Acheteurs, prenez garde, conseille le ministre de la Santé
Environ 18 000 personnes au Nouveau-Brunswick attendaient en janvier de subir une opération chirurgicale, selon le ministre de la Santé, John Dornan.
Le système de santé a effectué 1568 remplacements de la hanche en 2025, et ce, dans un délai moyen de 397 jours (un peu plus de 13 mois) dans 90 % des cas, selon le tableau de bord provincial des délais d’attente en chirurgie. Cette période d’attente commence au moment où le patient et le chirurgien conviennent d’effectuer l’opération.
Le ministre Dornan reconnaît que les patients peuvent demander des soins à l’extérieur de la province, mais il exprime des réserves.
Idéalement, le patient devrait être suivi par le chirurgien qui a effectué l’opération, comme ici au Nouveau-Brunswick. Lorsque les gens reçoivent une opération ailleurs au pays ou ailleurs dans le monde, le suivi médical ou les soins en cas de complication sont plus difficiles.

Le Dr John Dornan, ministre de la Santé du Nouveau-Brunswick, dit appuyer l'amélioration des temps d'attente en chirurgie dans le système provincial de santé.
Photo : Radio-Canada / Allyson McCormack
Les chirurgiens qui soignent des Néo-Brunswickois à l’extérieur de la province consultent souvent un autre chirurgien ou le médecin de famille du patient pour que le suivi soit effectué sur place, au Nouveau-Brunswick, mais ce n’est pas toujours le cas, selon le ministre, et les cliniques privées n’informent pas toujours les patients de ce fait.
Ces cliniques ne vous disent pas qu’en cas de problème, elles ne sont pas là pour s’occuper de vous. Vous dépendez des soins offerts dans votre province. Alors, acheteurs, prenez garde, dit John Dornan.
Le suivi est particulièrement plus difficile dans le cas des patients sans médecin de famille, ajoute-t-il.
Le patient doit être au cœur de nos priorités
La clinique privée Duval à Montréal effectue plus de 12 000 remplacements de la hanche ou du genou par année. De 20 à 30 de ces patients viennent du Nouveau-Brunswick et paient ces soins eux-mêmes.
Selon le Dr Pascal-André Vendittoli, chirurgien orthopédiste et copropriétaire de la clinique, la plupart des provinces font le suivi médical et reconnaissent les ordonnances de médicaments et de radiographies de sa clinique, et le Nouveau-Brunswick est l’une des provinces où ce suivi est un peu plus difficile.
Nous ne comprenons pas pourquoi il y a tant d'hésitations à reconnaître [nos ordonnances], car nous faisons économiser du temps et de l'argent au gouvernement de la province où réside le patient, et nous pensons que cela devrait être bien accepté, comme c'est le cas en Ontario ou en Alberta, par exemple, indique le Dr Vendittoli.
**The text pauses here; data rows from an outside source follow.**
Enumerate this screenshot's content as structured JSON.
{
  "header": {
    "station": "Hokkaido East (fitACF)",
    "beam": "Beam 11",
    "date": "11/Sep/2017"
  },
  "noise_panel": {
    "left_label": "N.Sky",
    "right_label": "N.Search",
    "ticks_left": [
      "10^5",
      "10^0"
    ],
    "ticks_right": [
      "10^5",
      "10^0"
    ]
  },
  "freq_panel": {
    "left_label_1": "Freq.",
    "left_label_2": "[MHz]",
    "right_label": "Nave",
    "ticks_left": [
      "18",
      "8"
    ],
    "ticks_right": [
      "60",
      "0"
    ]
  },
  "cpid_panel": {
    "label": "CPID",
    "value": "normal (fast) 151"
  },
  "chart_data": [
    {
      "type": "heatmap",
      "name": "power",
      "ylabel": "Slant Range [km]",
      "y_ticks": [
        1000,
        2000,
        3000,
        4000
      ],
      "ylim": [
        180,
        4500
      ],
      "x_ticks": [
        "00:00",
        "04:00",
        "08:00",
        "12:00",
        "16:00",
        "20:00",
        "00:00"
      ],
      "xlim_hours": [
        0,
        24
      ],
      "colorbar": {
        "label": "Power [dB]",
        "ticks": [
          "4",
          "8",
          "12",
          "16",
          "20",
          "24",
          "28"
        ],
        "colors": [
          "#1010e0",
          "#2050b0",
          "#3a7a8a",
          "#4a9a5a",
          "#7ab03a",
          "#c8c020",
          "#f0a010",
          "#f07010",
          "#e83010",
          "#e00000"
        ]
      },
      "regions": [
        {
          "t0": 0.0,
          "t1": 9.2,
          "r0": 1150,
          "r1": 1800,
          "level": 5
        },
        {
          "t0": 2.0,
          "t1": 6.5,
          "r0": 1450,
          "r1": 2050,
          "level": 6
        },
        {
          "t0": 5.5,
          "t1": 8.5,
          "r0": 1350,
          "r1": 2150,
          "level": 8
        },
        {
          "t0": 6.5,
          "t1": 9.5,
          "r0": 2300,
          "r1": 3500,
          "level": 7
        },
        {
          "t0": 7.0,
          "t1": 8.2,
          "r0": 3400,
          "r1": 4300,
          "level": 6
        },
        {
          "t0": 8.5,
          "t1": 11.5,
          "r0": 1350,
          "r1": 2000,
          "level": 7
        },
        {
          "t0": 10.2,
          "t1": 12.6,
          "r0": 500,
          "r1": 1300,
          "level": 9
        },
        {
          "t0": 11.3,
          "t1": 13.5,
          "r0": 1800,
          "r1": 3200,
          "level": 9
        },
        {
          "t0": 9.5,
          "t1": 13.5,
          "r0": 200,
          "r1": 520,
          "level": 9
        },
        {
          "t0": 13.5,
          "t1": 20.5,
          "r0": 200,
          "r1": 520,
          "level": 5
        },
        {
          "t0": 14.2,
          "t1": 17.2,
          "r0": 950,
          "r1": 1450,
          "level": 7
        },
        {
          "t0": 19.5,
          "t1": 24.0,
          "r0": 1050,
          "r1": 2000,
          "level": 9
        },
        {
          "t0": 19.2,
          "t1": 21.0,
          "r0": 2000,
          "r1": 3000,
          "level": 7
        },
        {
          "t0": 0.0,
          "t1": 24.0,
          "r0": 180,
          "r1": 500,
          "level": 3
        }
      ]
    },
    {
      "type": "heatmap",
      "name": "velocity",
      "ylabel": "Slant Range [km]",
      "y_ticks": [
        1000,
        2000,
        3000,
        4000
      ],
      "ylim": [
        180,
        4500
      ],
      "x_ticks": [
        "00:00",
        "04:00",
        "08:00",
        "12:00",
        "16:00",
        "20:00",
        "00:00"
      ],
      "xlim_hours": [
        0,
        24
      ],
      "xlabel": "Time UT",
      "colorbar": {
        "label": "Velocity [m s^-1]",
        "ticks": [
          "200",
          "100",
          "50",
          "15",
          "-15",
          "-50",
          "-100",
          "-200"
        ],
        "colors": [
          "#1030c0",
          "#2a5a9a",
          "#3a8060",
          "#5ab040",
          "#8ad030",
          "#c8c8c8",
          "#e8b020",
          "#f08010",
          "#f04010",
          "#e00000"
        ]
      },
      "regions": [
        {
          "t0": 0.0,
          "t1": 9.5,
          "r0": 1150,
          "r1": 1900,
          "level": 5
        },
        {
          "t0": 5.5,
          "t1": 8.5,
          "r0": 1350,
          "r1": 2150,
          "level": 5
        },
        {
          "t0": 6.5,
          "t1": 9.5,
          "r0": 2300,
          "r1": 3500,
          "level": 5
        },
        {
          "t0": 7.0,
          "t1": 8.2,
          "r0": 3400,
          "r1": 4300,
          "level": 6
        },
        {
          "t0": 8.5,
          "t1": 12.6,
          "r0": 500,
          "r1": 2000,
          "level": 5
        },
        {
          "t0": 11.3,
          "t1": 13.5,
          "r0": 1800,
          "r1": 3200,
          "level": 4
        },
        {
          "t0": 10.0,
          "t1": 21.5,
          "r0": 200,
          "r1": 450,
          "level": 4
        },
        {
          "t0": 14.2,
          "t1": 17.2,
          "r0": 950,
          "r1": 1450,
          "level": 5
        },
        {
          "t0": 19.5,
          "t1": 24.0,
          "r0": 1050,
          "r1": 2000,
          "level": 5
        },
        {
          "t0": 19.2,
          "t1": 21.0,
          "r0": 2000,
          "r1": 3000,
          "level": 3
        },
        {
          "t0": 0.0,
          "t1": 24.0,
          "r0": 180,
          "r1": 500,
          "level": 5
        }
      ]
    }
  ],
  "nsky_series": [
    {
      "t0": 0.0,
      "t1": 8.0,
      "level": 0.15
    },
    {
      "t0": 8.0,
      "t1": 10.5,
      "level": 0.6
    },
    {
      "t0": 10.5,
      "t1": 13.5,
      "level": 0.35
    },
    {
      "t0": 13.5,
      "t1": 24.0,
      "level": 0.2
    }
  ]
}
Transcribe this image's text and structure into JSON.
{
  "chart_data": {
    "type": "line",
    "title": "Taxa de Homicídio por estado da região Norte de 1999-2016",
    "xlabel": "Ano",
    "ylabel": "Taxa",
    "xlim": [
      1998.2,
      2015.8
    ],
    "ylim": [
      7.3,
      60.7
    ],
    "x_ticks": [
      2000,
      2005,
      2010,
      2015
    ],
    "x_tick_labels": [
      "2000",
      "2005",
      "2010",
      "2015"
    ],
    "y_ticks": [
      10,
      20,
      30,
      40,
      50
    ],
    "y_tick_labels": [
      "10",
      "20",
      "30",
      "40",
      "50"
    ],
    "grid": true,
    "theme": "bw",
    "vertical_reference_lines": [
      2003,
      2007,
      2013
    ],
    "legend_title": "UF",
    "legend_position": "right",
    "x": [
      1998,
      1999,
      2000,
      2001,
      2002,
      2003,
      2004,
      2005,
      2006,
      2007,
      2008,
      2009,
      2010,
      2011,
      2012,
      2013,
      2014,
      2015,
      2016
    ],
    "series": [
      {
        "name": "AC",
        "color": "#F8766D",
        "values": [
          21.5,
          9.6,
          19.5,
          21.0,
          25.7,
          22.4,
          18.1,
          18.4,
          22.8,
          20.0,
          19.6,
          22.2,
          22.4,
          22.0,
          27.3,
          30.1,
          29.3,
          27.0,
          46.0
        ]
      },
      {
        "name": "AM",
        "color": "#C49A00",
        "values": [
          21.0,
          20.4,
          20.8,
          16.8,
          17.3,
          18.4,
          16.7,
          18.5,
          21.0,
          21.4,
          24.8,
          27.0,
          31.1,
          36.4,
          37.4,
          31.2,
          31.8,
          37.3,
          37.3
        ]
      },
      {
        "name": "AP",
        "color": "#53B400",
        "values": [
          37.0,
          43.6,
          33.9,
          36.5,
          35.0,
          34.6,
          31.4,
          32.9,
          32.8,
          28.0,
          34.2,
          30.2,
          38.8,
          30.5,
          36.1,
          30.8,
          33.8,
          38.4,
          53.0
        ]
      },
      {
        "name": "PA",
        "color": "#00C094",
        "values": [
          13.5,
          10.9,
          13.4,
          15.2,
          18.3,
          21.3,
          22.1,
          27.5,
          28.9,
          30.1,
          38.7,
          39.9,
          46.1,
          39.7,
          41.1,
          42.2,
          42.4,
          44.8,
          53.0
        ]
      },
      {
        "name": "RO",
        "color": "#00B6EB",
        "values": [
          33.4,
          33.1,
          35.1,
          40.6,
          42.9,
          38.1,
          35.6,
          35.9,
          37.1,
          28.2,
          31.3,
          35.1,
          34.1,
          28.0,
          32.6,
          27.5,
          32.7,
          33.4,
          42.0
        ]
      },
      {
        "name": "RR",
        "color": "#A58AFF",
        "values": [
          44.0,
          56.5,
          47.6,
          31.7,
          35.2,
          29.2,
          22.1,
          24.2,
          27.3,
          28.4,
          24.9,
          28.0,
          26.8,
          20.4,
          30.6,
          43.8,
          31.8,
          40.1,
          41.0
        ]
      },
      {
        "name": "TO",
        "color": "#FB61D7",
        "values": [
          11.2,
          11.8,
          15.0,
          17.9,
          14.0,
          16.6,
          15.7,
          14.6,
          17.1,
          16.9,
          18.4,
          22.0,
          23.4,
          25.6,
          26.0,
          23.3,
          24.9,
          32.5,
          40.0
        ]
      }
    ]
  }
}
Le Dr Pascal-André Vendittoli, chirurgien orthopédiste, est copropriétaire de la clinique Duval à Montréal.
Photo : Gracieuseté/Pascal-André Vendittoli
Pascal-André Vendittoli estime que les services de santé privés et publics doivent travailler ensemble et que le patient doit être au cœur de nos priorités.
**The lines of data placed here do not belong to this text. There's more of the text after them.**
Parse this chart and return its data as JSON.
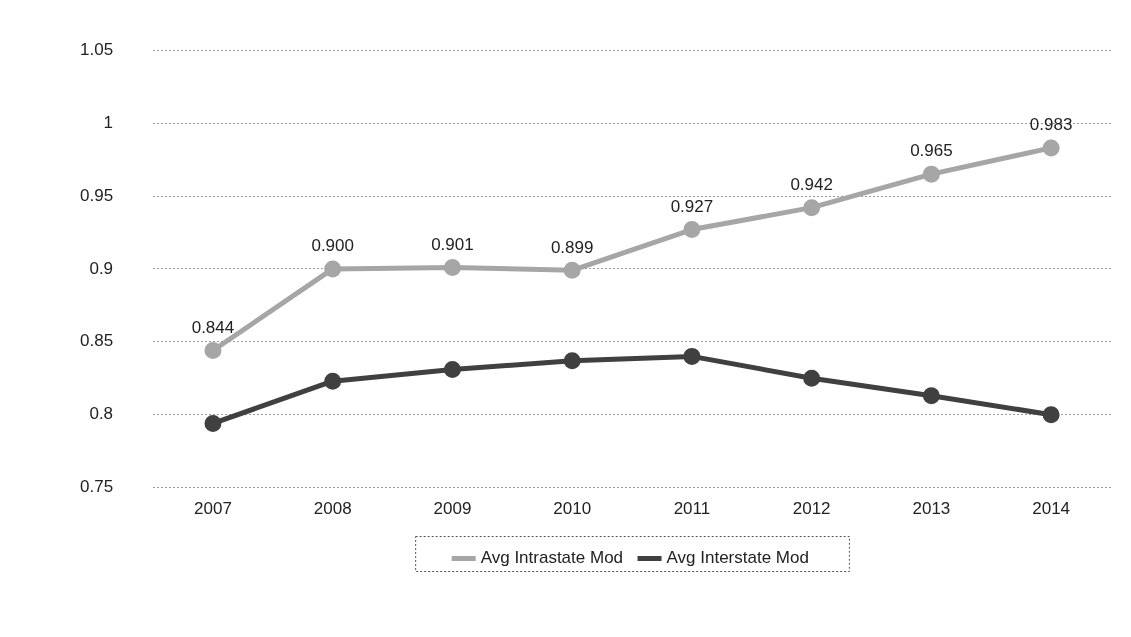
{
  "chart_data": {
    "type": "line",
    "categories": [
      "2007",
      "2008",
      "2009",
      "2010",
      "2011",
      "2012",
      "2013",
      "2014"
    ],
    "series": [
      {
        "name": "Avg Intrastate Mod",
        "color": "#a6a6a6",
        "values": [
          0.844,
          0.9,
          0.901,
          0.899,
          0.927,
          0.942,
          0.965,
          0.983
        ],
        "value_labels": [
          "0.844",
          "0.900",
          "0.901",
          "0.899",
          "0.927",
          "0.942",
          "0.965",
          "0.983"
        ]
      },
      {
        "name": "Avg Interstate Mod",
        "color": "#404040",
        "values": [
          0.794,
          0.823,
          0.831,
          0.837,
          0.84,
          0.825,
          0.813,
          0.8
        ]
      }
    ],
    "ylim": [
      0.75,
      1.05
    ],
    "yticks": [
      0.75,
      0.8,
      0.85,
      0.9,
      0.95,
      1,
      1.05
    ],
    "grid": "y",
    "legend": "bottom",
    "marker": "circle",
    "line_style": "solid"
  }
}
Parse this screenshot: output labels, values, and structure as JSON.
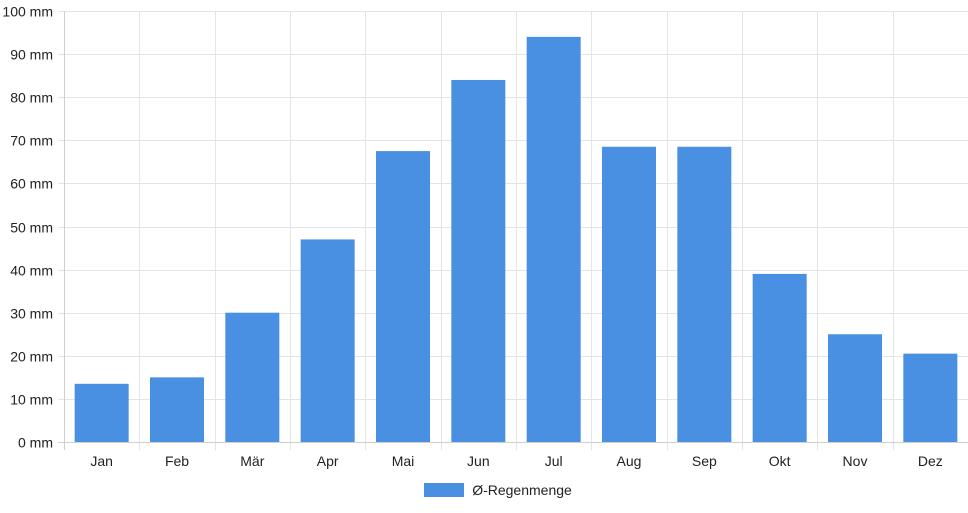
{
  "chart_data": {
    "type": "bar",
    "categories": [
      "Jan",
      "Feb",
      "Mär",
      "Apr",
      "Mai",
      "Jun",
      "Jul",
      "Aug",
      "Sep",
      "Okt",
      "Nov",
      "Dez"
    ],
    "series": [
      {
        "name": "Ø-Regenmenge",
        "values": [
          13.5,
          15,
          30,
          47,
          67.5,
          84,
          94,
          68.5,
          68.5,
          39,
          25,
          20.5
        ],
        "color": "#4a90e2"
      }
    ],
    "yunit": " mm",
    "ylim": [
      0,
      100
    ],
    "ystep": 10,
    "grid": true,
    "legend_position": "bottom"
  }
}
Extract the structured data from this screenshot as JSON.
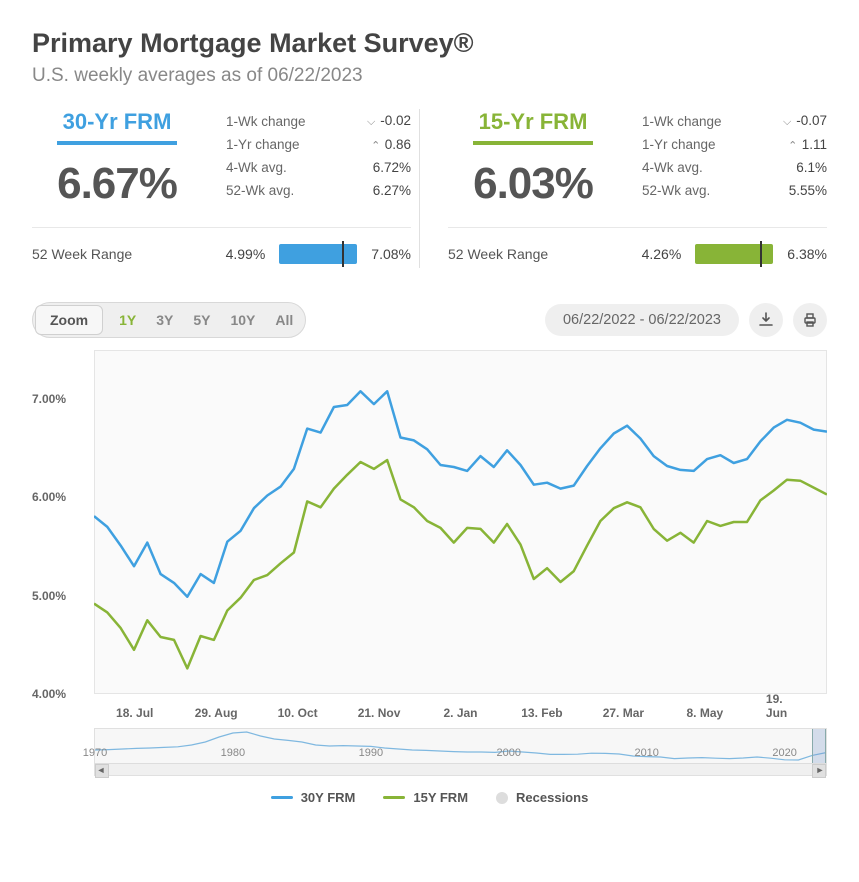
{
  "title": "Primary Mortgage Market Survey®",
  "subtitle": "U.S. weekly averages as of 06/22/2023",
  "colors": {
    "blue": "#3fa0e0",
    "green": "#88b437",
    "plot_bg": "#fafafa",
    "grid": "#e5e5e5"
  },
  "panels": [
    {
      "key": "frm30",
      "name": "30-Yr FRM",
      "name_color": "#3fa0e0",
      "underline_color": "#3fa0e0",
      "rate": "6.67%",
      "stats": [
        {
          "label": "1-Wk change",
          "arrow": "down",
          "value": "-0.02"
        },
        {
          "label": "1-Yr change",
          "arrow": "up",
          "value": "0.86"
        },
        {
          "label": "4-Wk avg.",
          "arrow": "",
          "value": "6.72%"
        },
        {
          "label": "52-Wk avg.",
          "arrow": "",
          "value": "6.27%"
        }
      ],
      "range": {
        "label": "52 Week Range",
        "low": "4.99%",
        "high": "7.08%",
        "bar_color": "#3fa0e0",
        "marker_pct": 80
      }
    },
    {
      "key": "frm15",
      "name": "15-Yr FRM",
      "name_color": "#88b437",
      "underline_color": "#88b437",
      "rate": "6.03%",
      "stats": [
        {
          "label": "1-Wk change",
          "arrow": "down",
          "value": "-0.07"
        },
        {
          "label": "1-Yr change",
          "arrow": "up",
          "value": "1.11"
        },
        {
          "label": "4-Wk avg.",
          "arrow": "",
          "value": "6.1%"
        },
        {
          "label": "52-Wk avg.",
          "arrow": "",
          "value": "5.55%"
        }
      ],
      "range": {
        "label": "52 Week Range",
        "low": "4.26%",
        "high": "6.38%",
        "bar_color": "#88b437",
        "marker_pct": 83
      }
    }
  ],
  "controls": {
    "zoom_label": "Zoom",
    "zoom_options": [
      "1Y",
      "3Y",
      "5Y",
      "10Y",
      "All"
    ],
    "zoom_active": "1Y",
    "date_range": "06/22/2022 - 06/22/2023"
  },
  "chart": {
    "type": "line",
    "ylim": [
      4.0,
      7.5
    ],
    "yticks": [
      4.0,
      5.0,
      6.0,
      7.0
    ],
    "ytick_labels": [
      "4.00%",
      "5.00%",
      "6.00%",
      "7.00%"
    ],
    "xticks": [
      "18. Jul",
      "29. Aug",
      "10. Oct",
      "21. Nov",
      "2. Jan",
      "13. Feb",
      "27. Mar",
      "8. May",
      "19. Jun"
    ],
    "line_width": 2.5,
    "series": [
      {
        "name": "30Y FRM",
        "color": "#3fa0e0",
        "values": [
          5.81,
          5.7,
          5.51,
          5.3,
          5.54,
          5.22,
          5.13,
          4.99,
          5.22,
          5.13,
          5.55,
          5.66,
          5.89,
          6.02,
          6.11,
          6.29,
          6.7,
          6.66,
          6.92,
          6.94,
          7.08,
          6.95,
          7.08,
          6.61,
          6.58,
          6.49,
          6.33,
          6.31,
          6.27,
          6.42,
          6.31,
          6.48,
          6.33,
          6.13,
          6.15,
          6.09,
          6.12,
          6.32,
          6.5,
          6.65,
          6.73,
          6.6,
          6.42,
          6.32,
          6.28,
          6.27,
          6.39,
          6.43,
          6.35,
          6.39,
          6.57,
          6.71,
          6.79,
          6.76,
          6.69,
          6.67
        ]
      },
      {
        "name": "15Y FRM",
        "color": "#88b437",
        "values": [
          4.92,
          4.83,
          4.67,
          4.45,
          4.75,
          4.58,
          4.55,
          4.26,
          4.59,
          4.55,
          4.85,
          4.98,
          5.16,
          5.21,
          5.33,
          5.44,
          5.96,
          5.9,
          6.09,
          6.23,
          6.36,
          6.29,
          6.38,
          5.98,
          5.9,
          5.76,
          5.69,
          5.54,
          5.69,
          5.68,
          5.54,
          5.73,
          5.52,
          5.17,
          5.28,
          5.14,
          5.25,
          5.51,
          5.76,
          5.89,
          5.95,
          5.9,
          5.68,
          5.56,
          5.64,
          5.54,
          5.76,
          5.71,
          5.75,
          5.75,
          5.97,
          6.07,
          6.18,
          6.17,
          6.1,
          6.03
        ]
      }
    ]
  },
  "navigator": {
    "decades": [
      "1970",
      "1980",
      "1990",
      "2000",
      "2010",
      "2020"
    ],
    "range_start_year": 1970,
    "range_end_year": 2023,
    "window_start_year": 2022,
    "window_end_year": 2023,
    "spark_color": "#7fb8e0",
    "spark_values": [
      8.0,
      8.2,
      8.5,
      8.8,
      9.0,
      9.3,
      9.6,
      10.5,
      12.0,
      14.5,
      16.5,
      17.0,
      15.0,
      13.5,
      12.8,
      12.0,
      10.5,
      10.0,
      10.2,
      10.0,
      9.8,
      9.0,
      8.5,
      8.0,
      7.8,
      7.5,
      7.2,
      7.0,
      7.0,
      6.8,
      7.5,
      7.0,
      6.5,
      5.8,
      5.8,
      5.9,
      6.4,
      6.3,
      6.0,
      5.0,
      4.7,
      4.5,
      3.7,
      4.0,
      4.2,
      3.9,
      3.7,
      4.0,
      4.5,
      3.9,
      3.1,
      3.0,
      5.3,
      6.7
    ]
  },
  "legend": {
    "items": [
      {
        "label": "30Y FRM",
        "type": "line",
        "color": "#3fa0e0"
      },
      {
        "label": "15Y FRM",
        "type": "line",
        "color": "#88b437"
      },
      {
        "label": "Recessions",
        "type": "dot",
        "color": "#dddddd"
      }
    ]
  }
}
Justin Dawe a hâte de reprendre son travail au cours des prochaines semaines. Il ajoute qu’il n’y aurait pas de cliniques privées si les patients étaient soignés dans un délai raisonnable, et que ce sont eux qui en paient le prix.
Oui, j'ai retrouvé ma mobilité et je me sens mieux. Mais nos investissements et nos économies de toutes ces années sont dépensés parce que nous vivons au Nouveau-Brunswick en ce moment.